Doch selbst unter diesen unrealistisch negativen Annahmen gibt es den EWI-Berechnungen zu keinem Zeitpunkt einen Gasmangel. Im Gegenteil: Die deutschen Terminals sind bis 2030 zu keinem Zeitpunkt voll ausgelastet und der Füllstand der Gasspeicher sinkt in den nächsten Jahren selbst unter extremsten Annahmen nie unter den gesetzlichen Mindeststand von 40 Prozent; vielmehr sind die Speicher in allen Szenarien bereits im Sommer komplett gefüllt. Das legt nahe, dass die Versorgungssicherheit auch mit weniger Terminals gegeben wäre.

In allen Szenarien bleiben die deutschen Gasspeicher gut gefüllt. (Screenshot/EWI)

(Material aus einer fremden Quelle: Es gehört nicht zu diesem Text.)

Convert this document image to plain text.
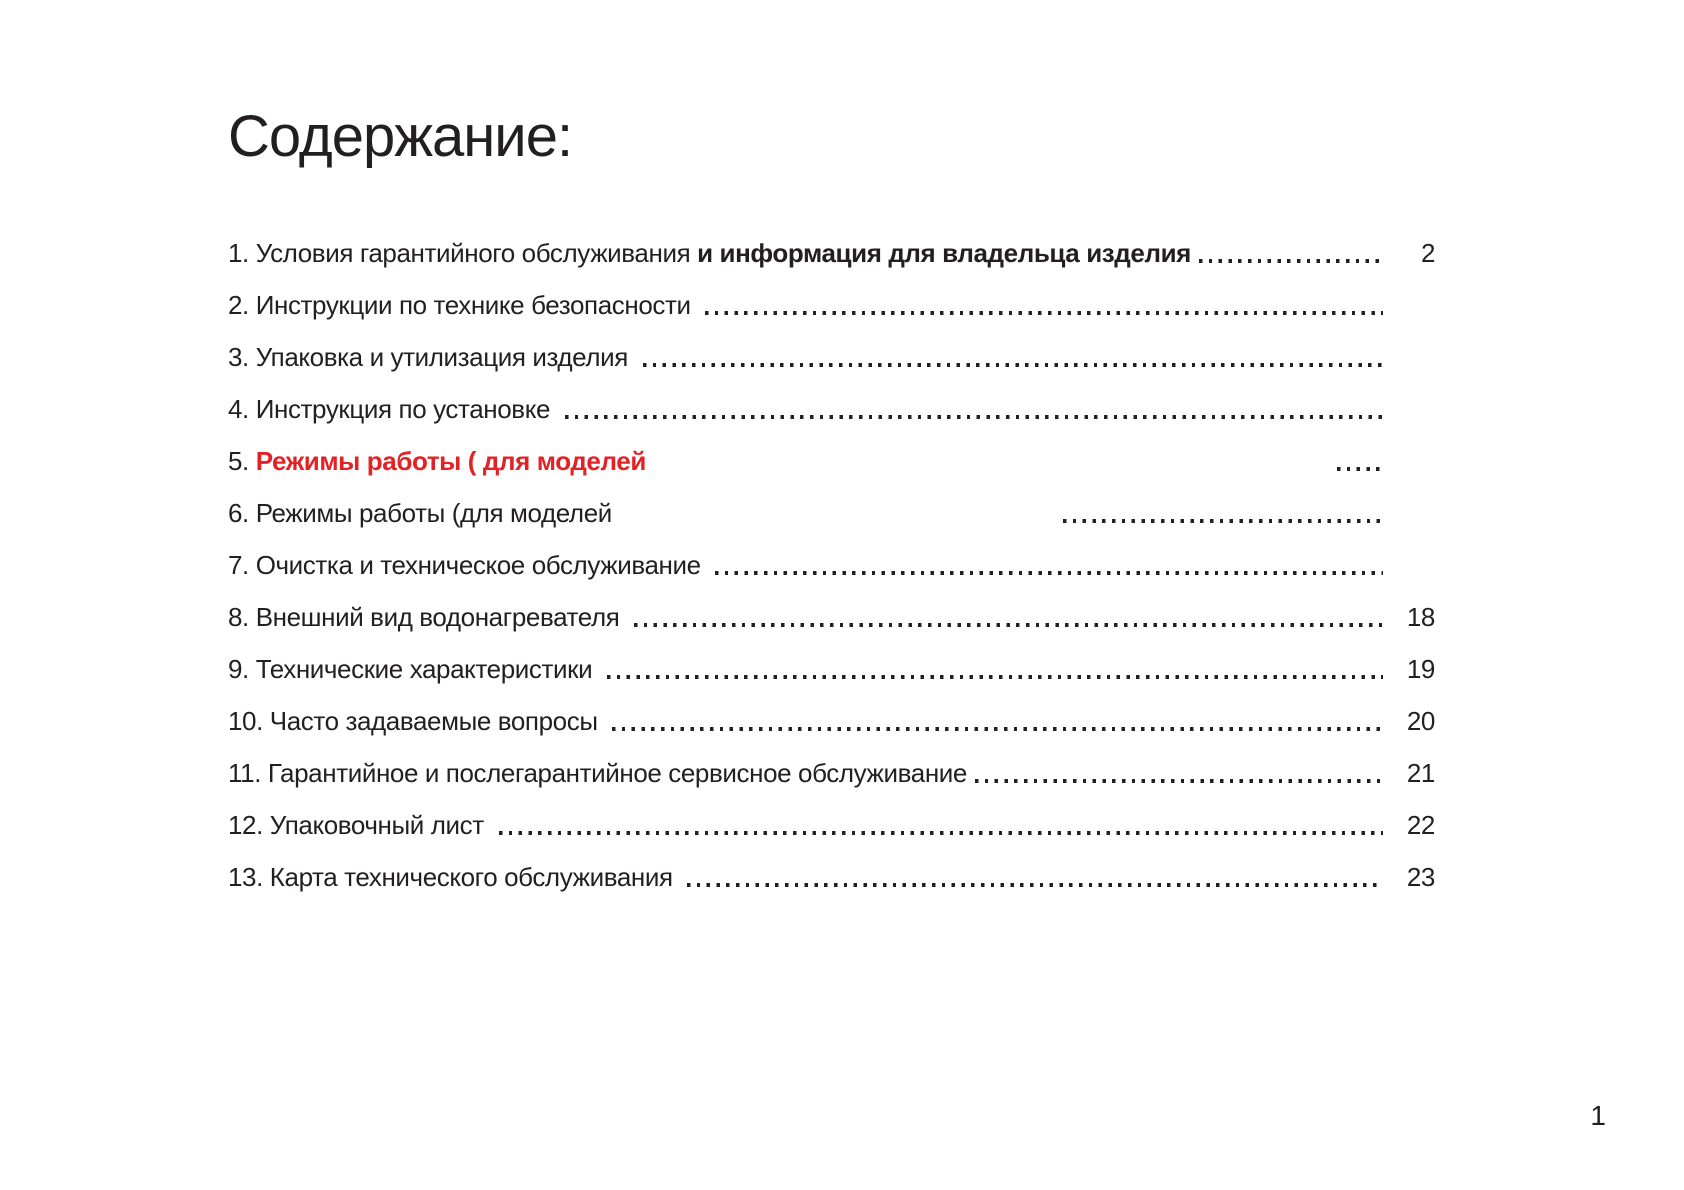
Содержание:
1. Условия гарантийного обслуживания и информация для владельца изделия	2
2. Инструкции по технике безопасности
3. Упаковка и утилизация изделия
4. Инструкция по установке
5. Режимы работы ( для моделей
6. Режимы работы (для моделей
7. Очистка и техническое обслуживание
8. Внешний вид водонагревателя	18
9. Технические характеристики	19
10. Часто задаваемые вопросы	20
11. Гарантийное и послегарантийное сервисное обслуживание	21
12. Упаковочный лист	22
13. Карта технического обслуживания	23
1
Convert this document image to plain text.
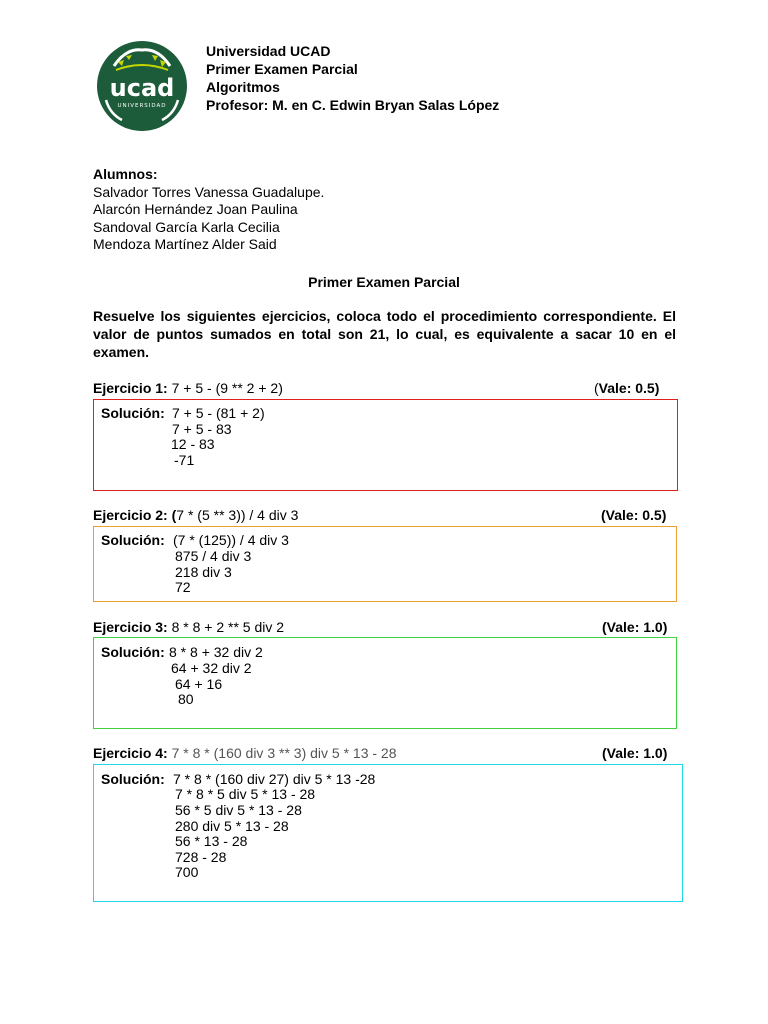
ucad
UNIVERSIDAD
Universidad UCAD
Primer Examen Parcial
Algoritmos
Profesor: M. en C. Edwin Bryan Salas López
Alumnos:
Salvador Torres Vanessa Guadalupe.
Alarcón Hernández Joan Paulina
Sandoval García Karla Cecilia
Mendoza Martínez Alder Said
Primer Examen Parcial
Resuelve los siguientes ejercicios, coloca todo el procedimiento correspondiente. El valor de puntos sumados en total son 21, lo cual, es equivalente a sacar 10 en el examen.
Ejercicio 1: 7 + 5 - (9 ** 2 + 2)	(Vale: 0.5)
Solución: 7 + 5 - (81 + 2)
7 + 5 - 83
12 - 83
-71
Ejercicio 2: (7 * (5 ** 3)) / 4 div 3	(Vale: 0.5)
Solución: (7 * (125)) / 4 div 3
875 / 4 div 3
218 div 3
72
Ejercicio 3: 8 * 8 + 2 ** 5 div 2	(Vale: 1.0)
Solución: 8 * 8 + 32 div 2
64 + 32 div 2
64 + 16
80
Ejercicio 4: 7 * 8 * (160 div 3 ** 3) div 5 * 13 - 28	(Vale: 1.0)
Solución: 7 * 8 * (160 div 27) div 5 * 13 -28
7 * 8 * 5 div 5 * 13 - 28
56 * 5 div 5 * 13 - 28
280 div 5 * 13 - 28
56 * 13 - 28
728 - 28
700
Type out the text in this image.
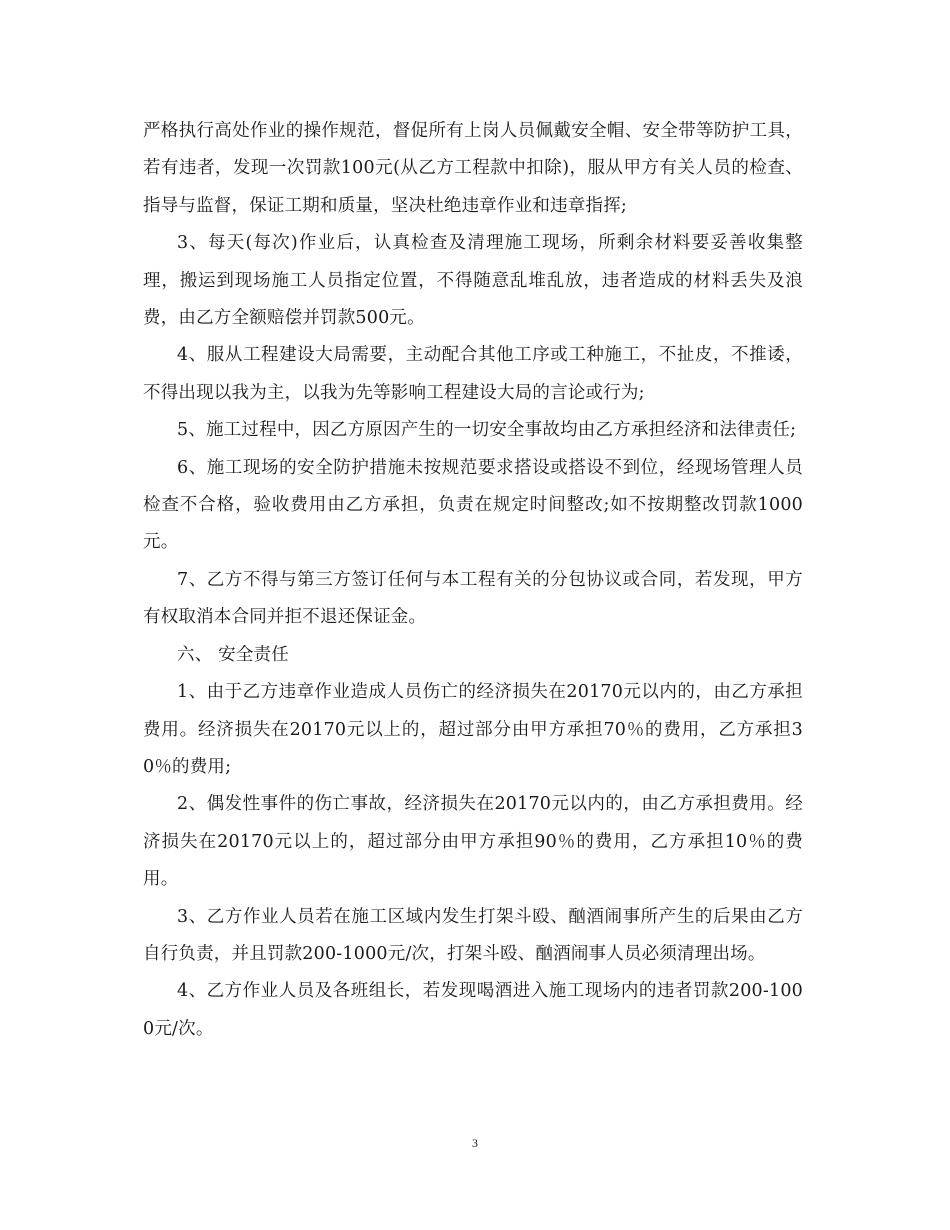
严格执行高处作业的操作规范，督促所有上岗人员佩戴安全帽、安全带等防护工具，若有违者，发现一次罚款100元(从乙方工程款中扣除)，服从甲方有关人员的检查、指导与监督，保证工期和质量，坚决杜绝违章作业和违章指挥;

3、每天(每次)作业后，认真检查及清理施工现场，所剩余材料要妥善收集整理，搬运到现场施工人员指定位置，不得随意乱堆乱放，违者造成的材料丢失及浪费，由乙方全额赔偿并罚款500元。

4、服从工程建设大局需要，主动配合其他工序或工种施工，不扯皮，不推诿，不得出现以我为主，以我为先等影响工程建设大局的言论或行为;

5、施工过程中，因乙方原因产生的一切安全事故均由乙方承担经济和法律责任;

6、施工现场的安全防护措施未按规范要求搭设或搭设不到位，经现场管理人员检查不合格，验收费用由乙方承担，负责在规定时间整改;如不按期整改罚款1000元。

7、乙方不得与第三方签订任何与本工程有关的分包协议或合同，若发现，甲方有权取消本合同并拒不退还保证金。

六、 安全责任

1、由于乙方违章作业造成人员伤亡的经济损失在20170元以内的，由乙方承担费用。经济损失在20170元以上的，超过部分由甲方承担70％的费用，乙方承担30％的费用;

2、偶发性事件的伤亡事故，经济损失在20170元以内的，由乙方承担费用。经济损失在20170元以上的，超过部分由甲方承担90％的费用，乙方承担10％的费用。

3、乙方作业人员若在施工区域内发生打架斗殴、酗酒闹事所产生的后果由乙方自行负责，并且罚款200-1000元/次，打架斗殴、酗酒闹事人员必须清理出场。

4、乙方作业人员及各班组长，若发现喝酒进入施工现场内的违者罚款200-1000元/次。

3
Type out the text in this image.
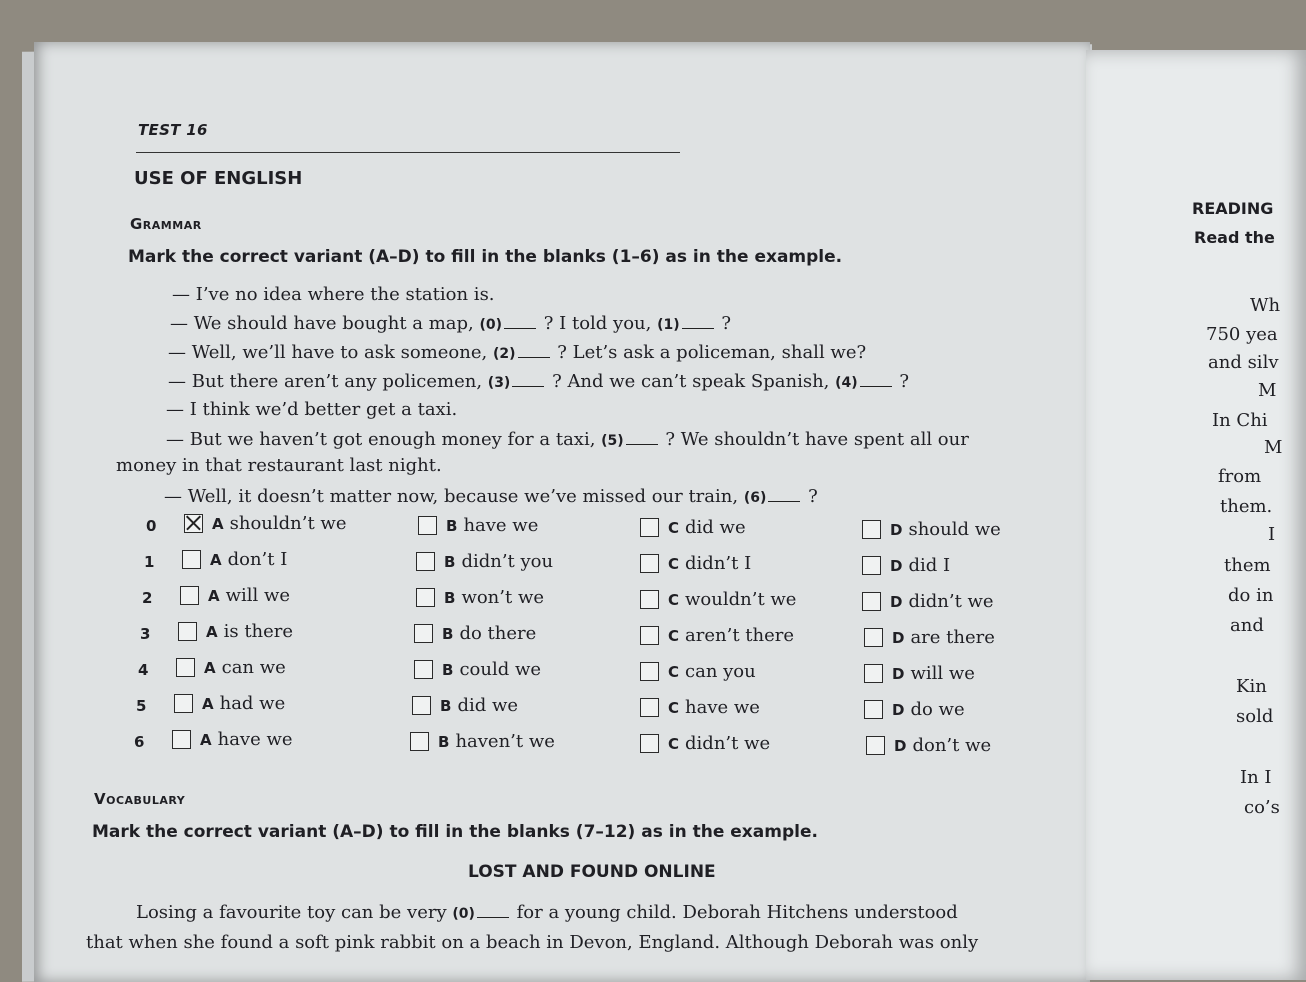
TEST 16
USE OF ENGLISH
Grammar
Mark the correct variant (A–D) to fill in the blanks (1–6) as in the example.
— I’ve no idea where the station is.
— We should have bought a map, (0) ? I told you, (1) ?
— Well, we’ll have to ask someone, (2) ? Let’s ask a policeman, shall we?
— But there aren’t any policemen, (3) ? And we can’t speak Spanish, (4) ?
— I think we’d better get a taxi.
— But we haven’t got enough money for a taxi, (5) ? We shouldn’t have spent all our
money in that restaurant last night.
— Well, it doesn’t matter now, because we’ve missed our train, (6) ?
0	A shouldn’t we	B have we	C did we	D should we
1	A don’t I	B didn’t you	C didn’t I	D did I
2	A will we	B won’t we	C wouldn’t we	D didn’t we
3	A is there	B do there	C aren’t there	D are there
4	A can we	B could we	C can you	D will we
5	A had we	B did we	C have we	D do we
6	A have we	B haven’t we	C didn’t we	D don’t we
Vocabulary
Mark the correct variant (A–D) to fill in the blanks (7–12) as in the example.
LOST AND FOUND ONLINE
Losing a favourite toy can be very (0) for a young child. Deborah Hitchens understood
that when she found a soft pink rabbit on a beach in Devon, England. Although Deborah was only
READING
Read the
Wh
750 yea
and silv
M
In Chi
M
from
them.
I
them
do in
and
Kin
sold
In I
co’s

Das Wirtschaftsministerium wollte die bisher unveröffentlichten Berechnungen auf Anfrage nicht kommentieren. Allerdings wird zunehmend deutlich, dass man dort auf Distanz zu den ursprünglichen Planungen geht. Das sechste schwimmende Terminal mit staatlicher Beteiligung, dessen Finanzierung der Haushaltsausschuss aufgrund der fehlenden Gesamtplanung zunächst gesperrt hatte, taucht in den jüngsten Darstellungen des Ministeriums jedenfalls schon nicht mehr auf. Ob auch das Kanzleramt bereit ist, sich davon zu verabschieden, ist aber offen.